The model includes "GO:0005829" (cytosol) as the location for MMACHC and MMADHC activities, which is correct based on their known subcellular localization.

4. Use of evidence codes

The model uses appropriate evidence codes: - ECO:0000266 (sequence orthology evidence used in manual assertion) - correctly used with human Uniprot IDs as with_objects - ECO:0000315 (mutant phenotype evidence used in manual assertion) - appropriately used with mouse genes

5. Completeness of the model

The model appears to include all the essential components of the methylcobalamin metabolic pathway. It correctly represents: - Initial processing of cobalamin by MMACHC/MMADHC - The role of methionine synthase (MTR) - The regeneration of the active methylcobalamin form by MTRR

Recommendations for Improvement

While the model is generally well-constructed, I recommend the following improvements:

  1. Add cellular component annotation for MTRR and MTR: Both activities should have "occurs_in" relationships with the cytosol (GO:0005829) as they are cytosolic proteins.

  2. Clarify input/output relationships: Add explicit "has_input" and "has_output" annotations for MMACHC to show what form of cobalamin it processes.

  3. Complete molecular details: Consider adding the "has_input" relationship for MMADHC that would show it receives cobalamin from MMACHC.

  4. Add homocysteine and methionine molecules: The model would benefit from including homocysteine as input and methionine as output for the MTR activity to complete the biochemical context.

  5. Consider using a complex representation: Since MMACHC and MMADHC are known to form a functional complex, as per the document "How to annotate complexes in GO-CAM", this interaction could be represented.

  6. Add additional evidence: Some of the causal associations lack evidence annotations. Adding evidence for these relationships would strengthen the model.

Conclusion

The GO-CAM model "cobalamin metabolic process 3, methylation of cobalamin (Mouse)" (gomodel:613aae0000000500) is a well-constructed representation of vitamin B12 metabolism. It accurately captures the key activities and relationships in the methylcobalamin pathway and uses appropriate ontology terms and evidence codes.

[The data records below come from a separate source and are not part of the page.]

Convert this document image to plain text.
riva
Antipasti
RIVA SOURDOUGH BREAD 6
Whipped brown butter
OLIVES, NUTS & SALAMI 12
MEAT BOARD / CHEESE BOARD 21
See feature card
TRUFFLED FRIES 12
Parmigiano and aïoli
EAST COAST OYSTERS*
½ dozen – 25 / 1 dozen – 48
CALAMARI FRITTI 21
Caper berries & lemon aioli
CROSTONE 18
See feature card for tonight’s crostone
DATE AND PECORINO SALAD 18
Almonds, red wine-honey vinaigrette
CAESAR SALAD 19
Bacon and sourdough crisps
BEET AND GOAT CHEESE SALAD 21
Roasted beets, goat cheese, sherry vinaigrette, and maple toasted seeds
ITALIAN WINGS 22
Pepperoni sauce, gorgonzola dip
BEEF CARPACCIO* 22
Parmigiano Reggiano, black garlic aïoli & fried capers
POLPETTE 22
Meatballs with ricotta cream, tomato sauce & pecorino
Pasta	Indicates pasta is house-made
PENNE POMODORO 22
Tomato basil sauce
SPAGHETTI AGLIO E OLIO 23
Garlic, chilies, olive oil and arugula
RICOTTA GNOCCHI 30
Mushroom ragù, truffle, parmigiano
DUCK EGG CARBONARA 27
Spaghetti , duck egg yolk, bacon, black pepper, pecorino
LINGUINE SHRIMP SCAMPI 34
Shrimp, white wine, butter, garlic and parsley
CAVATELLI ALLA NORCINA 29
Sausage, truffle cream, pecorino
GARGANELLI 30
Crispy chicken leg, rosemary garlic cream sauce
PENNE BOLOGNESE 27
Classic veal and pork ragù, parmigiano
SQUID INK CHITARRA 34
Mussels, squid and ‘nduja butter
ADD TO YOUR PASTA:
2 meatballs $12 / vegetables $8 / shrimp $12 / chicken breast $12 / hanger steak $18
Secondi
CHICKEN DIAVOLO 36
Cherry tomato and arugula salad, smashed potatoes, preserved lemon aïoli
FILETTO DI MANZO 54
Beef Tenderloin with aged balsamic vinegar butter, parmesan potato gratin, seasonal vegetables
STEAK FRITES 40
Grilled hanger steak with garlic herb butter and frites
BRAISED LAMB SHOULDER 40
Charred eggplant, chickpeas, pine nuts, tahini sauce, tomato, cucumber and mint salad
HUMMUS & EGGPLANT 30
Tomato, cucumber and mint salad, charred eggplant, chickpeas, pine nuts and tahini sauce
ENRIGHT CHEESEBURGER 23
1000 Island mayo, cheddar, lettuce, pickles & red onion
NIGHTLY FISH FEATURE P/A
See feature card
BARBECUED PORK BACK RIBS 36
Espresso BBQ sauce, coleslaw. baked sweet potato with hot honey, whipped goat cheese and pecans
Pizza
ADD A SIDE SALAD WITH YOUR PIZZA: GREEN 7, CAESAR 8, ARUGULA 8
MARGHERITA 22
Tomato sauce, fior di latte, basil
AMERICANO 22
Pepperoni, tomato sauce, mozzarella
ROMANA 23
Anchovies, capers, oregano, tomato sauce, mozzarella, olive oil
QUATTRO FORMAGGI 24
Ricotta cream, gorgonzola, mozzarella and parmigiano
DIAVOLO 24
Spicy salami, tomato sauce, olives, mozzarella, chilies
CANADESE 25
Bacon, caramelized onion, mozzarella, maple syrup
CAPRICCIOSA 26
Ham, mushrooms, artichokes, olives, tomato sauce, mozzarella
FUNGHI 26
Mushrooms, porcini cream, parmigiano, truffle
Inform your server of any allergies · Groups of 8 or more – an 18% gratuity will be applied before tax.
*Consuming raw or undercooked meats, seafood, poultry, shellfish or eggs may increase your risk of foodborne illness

The model is biologically accurate, following the known pathway where cobalamin is processed by MMACHC, transported by MMADHC, utilized by methionine synthase (MTR), and regenerated by methionine synthase reductase (MTRR). The circular nature of the pathway is correctly represented through the causal flow of activities.

With the suggested minor improvements, particularly regarding cellular components and molecular inputs/outputs, the model would provide an even more comprehensive representation of this important metabolic pathway.